Area Under a Curve in Stan

sepehr akhavan

unread,

Mar 7, 2016, 1:27:46 PM3/7/16

to Stan users mailing list

Hi,

1) I have a distribution where its parameters are sampled. I'd like to calculate area under the distribution curve (at each iteration given the sampled parameters) up to a point. Is there any easy way to do it in Stan? Any suggestion?

2) In R, there are different methods available to compute area under the curve. Is there anyway that I could call one of those methods inside my rStan cod?

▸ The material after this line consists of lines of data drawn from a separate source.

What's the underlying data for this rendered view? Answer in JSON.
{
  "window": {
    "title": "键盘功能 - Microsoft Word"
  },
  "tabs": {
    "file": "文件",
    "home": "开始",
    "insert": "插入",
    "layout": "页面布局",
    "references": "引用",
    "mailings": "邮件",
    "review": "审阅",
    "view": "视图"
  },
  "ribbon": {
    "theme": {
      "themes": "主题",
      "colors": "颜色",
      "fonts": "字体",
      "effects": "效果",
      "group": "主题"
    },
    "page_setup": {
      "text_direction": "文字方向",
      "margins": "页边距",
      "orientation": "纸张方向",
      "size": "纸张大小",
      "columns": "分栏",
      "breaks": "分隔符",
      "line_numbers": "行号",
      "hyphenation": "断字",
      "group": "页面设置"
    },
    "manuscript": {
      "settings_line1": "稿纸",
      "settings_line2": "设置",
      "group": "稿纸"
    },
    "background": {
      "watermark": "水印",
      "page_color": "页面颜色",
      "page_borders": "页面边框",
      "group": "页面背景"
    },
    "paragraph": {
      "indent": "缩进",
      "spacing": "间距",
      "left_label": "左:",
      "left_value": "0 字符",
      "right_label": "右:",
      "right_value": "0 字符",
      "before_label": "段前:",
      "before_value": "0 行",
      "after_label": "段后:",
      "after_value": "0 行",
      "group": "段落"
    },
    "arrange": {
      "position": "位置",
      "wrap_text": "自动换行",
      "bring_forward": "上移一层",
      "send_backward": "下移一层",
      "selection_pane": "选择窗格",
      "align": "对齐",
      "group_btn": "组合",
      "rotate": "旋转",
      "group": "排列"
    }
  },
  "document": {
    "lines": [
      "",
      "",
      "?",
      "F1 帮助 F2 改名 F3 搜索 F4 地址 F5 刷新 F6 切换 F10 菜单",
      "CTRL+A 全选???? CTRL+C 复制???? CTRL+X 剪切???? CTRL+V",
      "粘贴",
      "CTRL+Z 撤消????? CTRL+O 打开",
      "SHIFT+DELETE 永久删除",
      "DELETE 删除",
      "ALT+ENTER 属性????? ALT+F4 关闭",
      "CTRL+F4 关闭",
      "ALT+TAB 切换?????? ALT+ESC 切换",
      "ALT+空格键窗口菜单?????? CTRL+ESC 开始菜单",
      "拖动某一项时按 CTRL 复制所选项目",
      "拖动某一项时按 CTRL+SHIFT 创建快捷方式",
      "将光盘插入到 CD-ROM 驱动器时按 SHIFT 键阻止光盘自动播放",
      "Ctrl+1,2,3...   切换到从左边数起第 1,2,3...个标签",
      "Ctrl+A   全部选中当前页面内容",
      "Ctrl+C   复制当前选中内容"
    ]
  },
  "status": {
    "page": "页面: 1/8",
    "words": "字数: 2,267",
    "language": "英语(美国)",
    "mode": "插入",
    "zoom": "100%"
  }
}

3) Between method (1) and method (2), which one is recommended?

Thanks very much for your help,

-Sepehr

p.s. please let me know if you would need my actual stan code to answer this question.

Bob Carpenter

unread,

Mar 7, 2016, 3:35:06 PM3/7/16

to stan-...@googlegroups.com

If I understand you correctly, you want to compute
the CDF of the marginal posterior for a specified parameter.

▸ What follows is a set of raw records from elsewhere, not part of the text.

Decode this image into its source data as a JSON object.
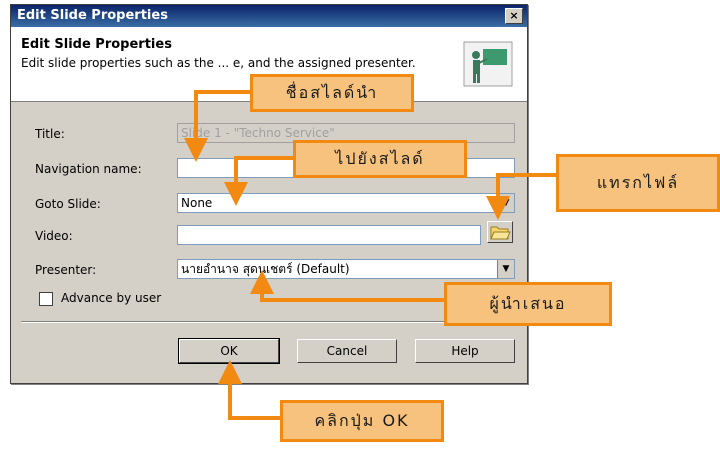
{
  "dialog": {
    "title": "Edit Slide Properties",
    "close_glyph": "×",
    "header_title": "Edit Slide Properties",
    "header_desc": "Edit slide properties such as the ... e, and the assigned presenter.",
    "header_icon": "presenter-board-icon"
  },
  "form": {
    "title_label": "Title:",
    "title_value": "Slide 1 - \"Techno Service\"",
    "nav_label": "Navigation name:",
    "nav_value": "",
    "goto_label": "Goto Slide:",
    "goto_value": "None",
    "video_label": "Video:",
    "video_value": "",
    "presenter_label": "Presenter:",
    "presenter_value": "นายอำนาจ สุดนเชตร์ (Default)",
    "advance_label": "Advance by user"
  },
  "buttons": {
    "ok": "OK",
    "cancel": "Cancel",
    "help": "Help"
  },
  "callouts": {
    "slide_name": "ชื่อสไลด์นำ",
    "goto_slide": "ไปยังสไลด์",
    "insert_file": "แทรกไฟล์",
    "presenter": "ผู้นำเสนอ",
    "click_ok": "คลิกปุ่ม OK"
  },
  "colors": {
    "callout_fill": "#f7c27d",
    "callout_border": "#f28a12",
    "titlebar": "#0a246a"
  }
}
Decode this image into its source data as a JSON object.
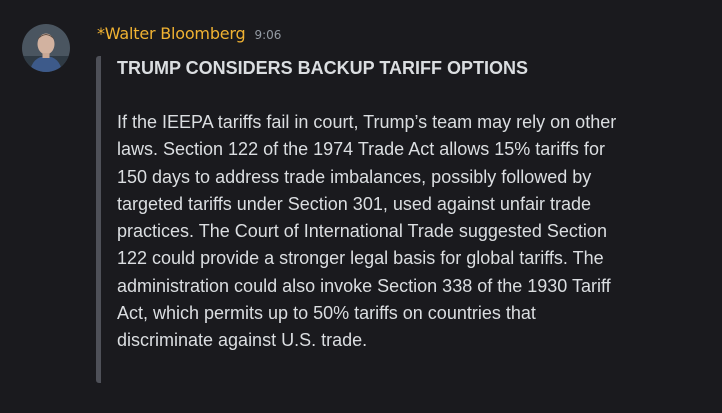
{
  "message": {
    "author": "*Walter Bloomberg",
    "timestamp": "9:06",
    "embed": {
      "title": "TRUMP CONSIDERS BACKUP TARIFF OPTIONS",
      "description": "If the IEEPA tariffs fail in court, Trump’s team may rely on other laws. Section 122 of the 1974 Trade Act allows 15% tariffs for 150 days to address trade imbalances, possibly followed by targeted tariffs under Section 301, used against unfair trade practices. The Court of International Trade suggested Section 122 could provide a stronger legal basis for global tariffs. The administration could also invoke Section 338 of the 1930 Tariff Act, which permits up to 50% tariffs on countries that discriminate against U.S. trade."
    }
  },
  "colors": {
    "background": "#1a1a1e",
    "author": "#f0b232",
    "timestamp": "#949ba4",
    "text": "#dbdee1",
    "embed_bar": "#4e5058"
  },
  "icons": {
    "avatar": "user-avatar-photo"
  }
}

There's no way to do that from within a Stan program.
You can empirically estimate it using the posterior draws after
the program finishes.

- Bob

> --
> You received this message because you are subscribed to the Google Groups "Stan users mailing list" group.
> To unsubscribe from this group and stop receiving emails from it, send an email to stan-users+...@googlegroups.com.
> To post to this group, send email to stan-...@googlegroups.com.
> For more options, visit https://groups.google.com/d/optout.

sepehr akhavan

unread,

Mar 7, 2016, 4:25:25 PM3/7/16

to Stan users mailing list

Hi Bob,

Thanks very much for your answer. Yes, you are right for any distribution curve, that would be cdf. My aim, however, is to be able to compute area under any curve (and not necessarily a probability distribution). For instance, you may consider an area under a GP curve.

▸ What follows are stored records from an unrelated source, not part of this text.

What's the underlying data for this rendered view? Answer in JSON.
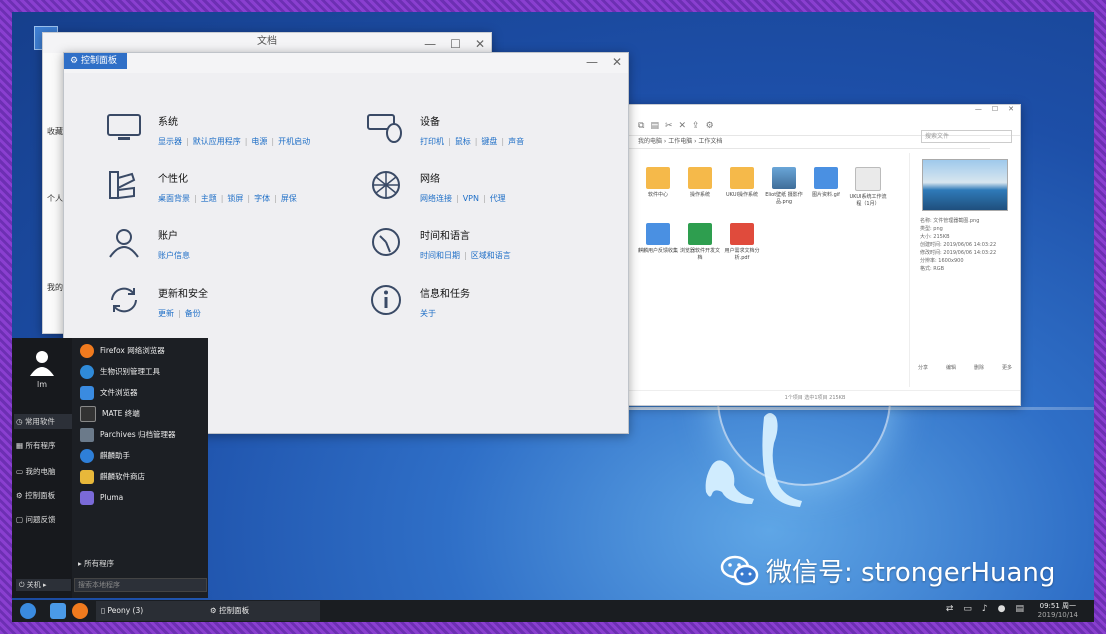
{
  "doc_window": {
    "title": "文档",
    "sidebar": [
      "收藏",
      "个人",
      "我的"
    ],
    "controls": [
      "—",
      "☐",
      "✕"
    ]
  },
  "control_panel": {
    "tab_label": "控制面板",
    "controls": [
      "—",
      "✕"
    ],
    "items": [
      {
        "title": "系统",
        "links": [
          "显示器",
          "默认应用程序",
          "电源",
          "开机启动"
        ]
      },
      {
        "title": "设备",
        "links": [
          "打印机",
          "鼠标",
          "键盘",
          "声音"
        ]
      },
      {
        "title": "个性化",
        "links": [
          "桌面背景",
          "主题",
          "锁屏",
          "字体",
          "屏保"
        ]
      },
      {
        "title": "网络",
        "links": [
          "网络连接",
          "VPN",
          "代理"
        ]
      },
      {
        "title": "账户",
        "links": [
          "账户信息"
        ]
      },
      {
        "title": "时间和语言",
        "links": [
          "时间和日期",
          "区域和语言"
        ]
      },
      {
        "title": "更新和安全",
        "links": [
          "更新",
          "备份"
        ]
      },
      {
        "title": "信息和任务",
        "links": [
          "关于"
        ]
      }
    ]
  },
  "file_manager": {
    "search_placeholder": "搜索文件",
    "path": "我的电脑 › 工作电脑 › 工作文档",
    "files": [
      {
        "name": "软件中心",
        "type": "folder"
      },
      {
        "name": "操作系统",
        "type": "folder"
      },
      {
        "name": "UKUI操作系统",
        "type": "folder"
      },
      {
        "name": "Eliot壁纸 摄影作品.png",
        "type": "img"
      },
      {
        "name": "图片资料.gif",
        "type": "doc"
      },
      {
        "name": "UKUI系统工作流程（1月）",
        "type": "txt"
      },
      {
        "name": "麒麟用户反馈收集",
        "type": "doc"
      },
      {
        "name": "浏览器软件开发文档",
        "type": "xls"
      },
      {
        "name": "用户需求文档分析.pdf",
        "type": "pdf"
      }
    ],
    "preview_props": [
      "名称:  文件管理器截图.png",
      "类型:  png",
      "大小:  215KB",
      "创建时间:  2019/06/06 14:03:22",
      "修改时间:  2019/06/06 14:03:22",
      "分辨率:  1600x900",
      "格式:  RGB"
    ],
    "preview_actions": [
      "分享",
      "编辑",
      "删除",
      "更多"
    ],
    "status": "1个项目    选中1项目    215KB"
  },
  "start_menu": {
    "username": "lm",
    "categories": [
      "常用软件",
      "所有程序",
      "我的电脑",
      "控制面板",
      "问题反馈"
    ],
    "apps": [
      {
        "label": "Firefox 网络浏览器",
        "color": "#f07a1e"
      },
      {
        "label": "生物识别管理工具",
        "color": "#2f8ad8"
      },
      {
        "label": "文件浏览器",
        "color": "#3a8be0"
      },
      {
        "label": "MATE 终端",
        "color": "#333333"
      },
      {
        "label": "Parchives 归档管理器",
        "color": "#6b7a8a"
      },
      {
        "label": "麒麟助手",
        "color": "#2e7fd8"
      },
      {
        "label": "麒麟软件商店",
        "color": "#e8b83a"
      },
      {
        "label": "Pluma",
        "color": "#7a6ad8"
      }
    ],
    "all_programs": "所有程序",
    "search_placeholder": "搜索本地程序",
    "power": "关机"
  },
  "taskbar": {
    "tasks": [
      "Peony (3)",
      "控制面板"
    ],
    "clock_time": "09:51 周一",
    "clock_date": "2019/10/14"
  },
  "watermark": "微信号: strongerHuang"
}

Now that it's not possible to do it with Stan, is there anyway to use some of the R functions inside stan? Of course, one way is to generate points off of a GP in Stan and tp export them from Stan and to use them inside an AUC function in R. Is there any better way to do it?

Thanks very much,

-Sepehr

Bob Carpenter

unread,

Mar 7, 2016, 4:33:10 PM3/7/16

to stan-...@googlegroups.com

I'm afraid not.

For marginal posteriors, you can use simple MCMC methods
to compute the CDF of a density, with the estimate
being the fraction of points below the cutoff.

- Bob

James Camac

unread,

Mar 21, 2016, 6:50:02 AM3/21/16

to Stan users mailing list

Hi Bob,
Maybe I've missed something in the original question.

But I can't see why stan cannot calculate AUC, especially if you can in JAGS using the example below:

library(R2jags)

set.seed(1)
J <- 2
n <- 5000
X <- cbind(1, matrix(runif(n*J, -1, 1), ncol=2))
b <- 1:3
p <- plogis(X %*% b)
y <- rbinom(n, 1, p)

M <- function() {
  for(i in 1:n) {
    y[i] ~ dbern(p[i])
    logit(p[i]) <- inprod(X[i, ], b)
  }
  for(j in 1:(J+1)) {
    b[j] ~ dnorm(0, 0.0001)
  }
  for (t in 1:length(thr)) {
    sens[t] <- sum((p > thr[t]) && (y==1))/n1
    spec[t] <- sum((p < thr[t]) && (y==0))/n0
    fpr[t] <- 1 - spec[t]
    fnr[t] <- 1 - sens[t]
  }
  auc <- sum((sens[2:length(sens)]+sens[1:(length(sens)-1)])/2 * 
    -(fpr[2:length(fpr)] - fpr[1:(length(fpr)-1)]))
}

j <- jags(list(X=X, y=y, n=n, J=J, n1=sum(y), n0=sum(!y), thr=seq(0, 1, 0.05)), 
          NULL, c('b', 'sens', 'spec', 'fpr', 'fnr', 'auc'), M, 3, 1000)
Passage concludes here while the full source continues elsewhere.